Because of the evident interest within the industry in firms exhibiting a socially responsible business mentality, researchers have already been investigating the links between CSP and corporate financial performance. Most of the pertinent research has focused on the equity markets and concluded that weak social responsibility from corporations is usually associated with higher stock return volatility.

In this context, the authors examine the extent to which the differentiation of credit quality, in terms of bond spread and credit rating, may also be partly explained by different levels of CSP strengths and concerns (i.e., weaknesses). They find that firms with socially responsible strengths are rewarded with lower credit spreads and higher credit ratings, whereas firms with CSP concerns are penalized with higher spreads and lower ratings. Moreover, it is found that support for local communities, higher levels of marketed product safety and quality, and avoidance of controversies regarding the firm’s workforce can materially reduce the spread of corporate bonds.

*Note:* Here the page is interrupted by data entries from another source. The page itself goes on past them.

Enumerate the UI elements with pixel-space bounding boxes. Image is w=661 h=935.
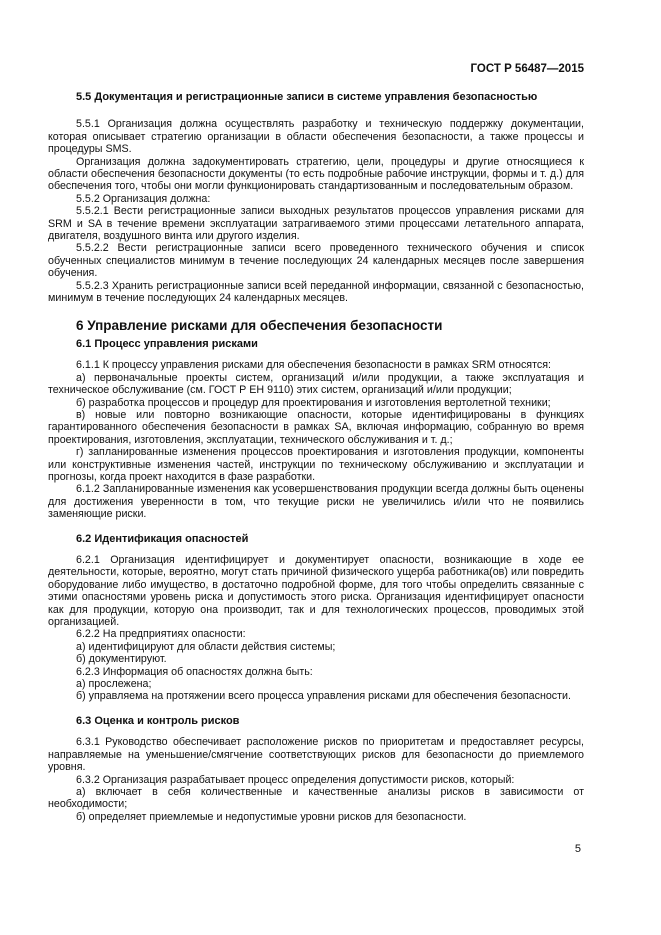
list-item: а) идентифицируют для области действия системы; xyxy=(76,640,336,653)
list-item: а) прослежена; xyxy=(76,678,152,691)
list-item: в) новые или повторно возникающие опасности, которые идентифицированы в функциях гарантированного обеспечения безопасности в рамках SA, включая информацию, собранную во время проектирования, изготовления, эксплуатации, технического обслуживания и т. д.; xyxy=(48,408,584,446)
paragraph: 6.3.1 Руководство обеспечивает расположение рисков по приоритетам и предоставляет ресурсы, направляемые на уменьшение/смягчение соответствующих рисков для безопасности до приемлемого уровня. xyxy=(48,736,584,774)
paragraph: Организация должна задокументировать стратегию, цели, процедуры и другие относящиеся к области обеспечения безопасности документы (то есть подробные рабочие инструкции, формы и т. д.) для обеспечения того, чтобы они могли функционировать стандартизованным и последовательным образом. xyxy=(48,155,584,193)
chapter-heading-6: 6 Управление рисками для обеспечения безопасности xyxy=(76,317,443,333)
paragraph: 6.2.3 Информация об опасностях должна быть: xyxy=(76,665,313,678)
section-heading-6-3: 6.3 Оценка и контроль рисков xyxy=(76,714,240,727)
paragraph: 6.1.1 К процессу управления рисками для обеспечения безопасности в рамках SRM относятся: xyxy=(76,359,551,372)
paragraph: 6.2.1 Организация идентифицирует и документирует опасности, возникающие в ходе ее деятельности, которые, вероятно, могут стать причиной физического ущерба работника(ов) или повредить оборудование либо имущество, в достаточно подробной форме, для того чтобы определить связанные с этими опасностями уровень риска и допустимость этого риска. Организация идентифицирует опасности как для продукции, которую она производит, так и для технологических процессов, проводимых этой организацией. xyxy=(48,554,584,629)
paragraph: 5.5.1 Организация должна осуществлять разработку и техническую поддержку документации, которая описывает стратегию организации в области обеспечения безопасности, а также процессы и процедуры SMS. xyxy=(48,118,584,156)
paragraph: 5.5.2.3 Хранить регистрационные записи всей переданной информации, связанной с безопасностью, минимум в течение последующих 24 календарных месяцев. xyxy=(48,279,584,305)
paragraph: 6.2.2 На предприятиях опасности: xyxy=(76,628,246,641)
paragraph: 6.1.2 Запланированные изменения как усовершенствования продукции всегда должны быть оценены для достижения уверенности в том, что текущие риски не увеличились и/или что не появились заменяющие риски. xyxy=(48,483,584,521)
paragraph: 6.3.2 Организация разрабатывает процесс определения допустимости рисков, который: xyxy=(76,773,515,786)
paragraph: 5.5.2 Организация должна: xyxy=(76,192,211,205)
list-item: б) определяет приемлемые и недопустимые уровни рисков для безопасности. xyxy=(76,810,467,823)
paragraph: 5.5.2.1 Вести регистрационные записи выходных результатов процессов управления рисками для SRM и SA в течение времени эксплуатации затрагиваемого этими процессами летательного аппарата, двигателя, воздушного винта или другого изделия. xyxy=(48,205,584,243)
list-item: а) первоначальные проекты систем, организаций и/или продукции, а также эксплуатация и техническое обслуживание (см. ГОСТ Р ЕН 9110) этих систем, организаций и/или продукции; xyxy=(48,371,584,397)
section-heading-5-5: 5.5 Документация и регистрационные записи в системе управления безопасностью xyxy=(76,91,538,103)
page-content xyxy=(48,88,584,823)
paragraph: 5.5.2.2 Вести регистрационные записи всего проведенного технического обучения и список обученных специалистов минимум в течение последующих 24 календарных месяцев после завершения обучения. xyxy=(48,242,584,280)
section-heading-6-2: 6.2 Идентификация опасностей xyxy=(76,532,249,545)
list-item: б) документируют. xyxy=(76,653,167,666)
list-item: б) разработка процессов и процедур для проектирования и изготовления вертолетной техники; xyxy=(76,396,551,409)
section-heading-6-1: 6.1 Процесс управления рисками xyxy=(76,337,258,350)
list-item: а) включает в себя количественные и качественные анализы рисков в зависимости от необходимости; xyxy=(48,785,584,811)
page-number: 5 xyxy=(574,843,581,855)
list-item: г) запланированные изменения процессов проектирования и изготовления продукции, компоненты или конструктивные изменения частей, инструкции по техническому обслуживанию и эксплуатации и прогнозы, когда проект находится в фазе разработки. xyxy=(48,446,584,483)
standard-number: ГОСТ Р 56487—2015 xyxy=(470,63,584,75)
list-item: б) управляема на протяжении всего процесса управления рисками для обеспечения безопасности. xyxy=(76,690,571,703)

The authors’ findings may encourage social responsibility among both corporate and asset managers. Firm managers should be aware that showcasing a socially sensitive business plan can help draw funds from the fixed-income markets at a lower cost. Institutional investors in fixed-income markets, however, should not refrain from incorporating CSP strengths and concerns when assessing the riskiness of potential investments. By specifically choosing socially responsible corporations to lend to during credit crunch times—when uncertainty is high—asset managers benefit from lower default risk and become part of the SRI community.

How Did the Authors Conduct This Research?

The authors perform multivariate regression analysis, whereby either the credit rating of the bond issue or the logarithm of the bond spread is alternatively regressed against a CSP measure. The CSP regressor takes the form of the aggregate of either CSP strengths or CSP concerns in two separately estimated regressions. KLD Research and Analytics data are used to rate firms on issues surrounding community relations, diversity, employee relations, the environment, and product safety and quality. Numerous explanatory variables are added to the equation to control for the market capitalization, leverage, return on assets, and industry of the issuer, as well as for the maturity, duration, convexity, and nominal amount of the issue.

The sample consists of data for 3,240 bonds free of embedded options or nonstandard characteristics issued by 742 nonfinancial and nonbanking firms, corresponding to 7,794 bond-year observations during the period of 1993–2008. Bond ratings from Standard & Poor’s are used, and firm characteristic data are sourced from Thomson Reuters DataStream. The estimation is performed on the basis of pooled ordinary least-squares regressions with two-way (cross-firm and cross-year) clustered standard errors. Several robustness specifications that follow the main analysis control for industry-specific factors, multicollinearity, and multiple issues from the same firm.

Because the costs/benefits of CSP are experienced in the long run, bonds with longer maturities are more affected by these social issues. Given the tenuous nature of the lowest-rated bonds, managers of speculative-grade firms can significantly improve their bond spreads and default risk by improving their social responsibility or resolving CSP issues, especially those related to employee relations and product and environmental liability.

Abstractor’s Viewpoint

In sum, the authors empirically confirm that corporate social responsibility is linked with the credit quality and default risk of a company. Namely, bonds issued by firms that care for all stakeholders rather than just stockholders confer benefits in the form of higher credit ratings and lower default spreads, all else being equal. Yet, what remains to be investigated is whether the foreseen negative relationship between positive CSP and credit risk is the result of inherent endogeneity among such fundamental factors as profitability or leverage and the CSP measures.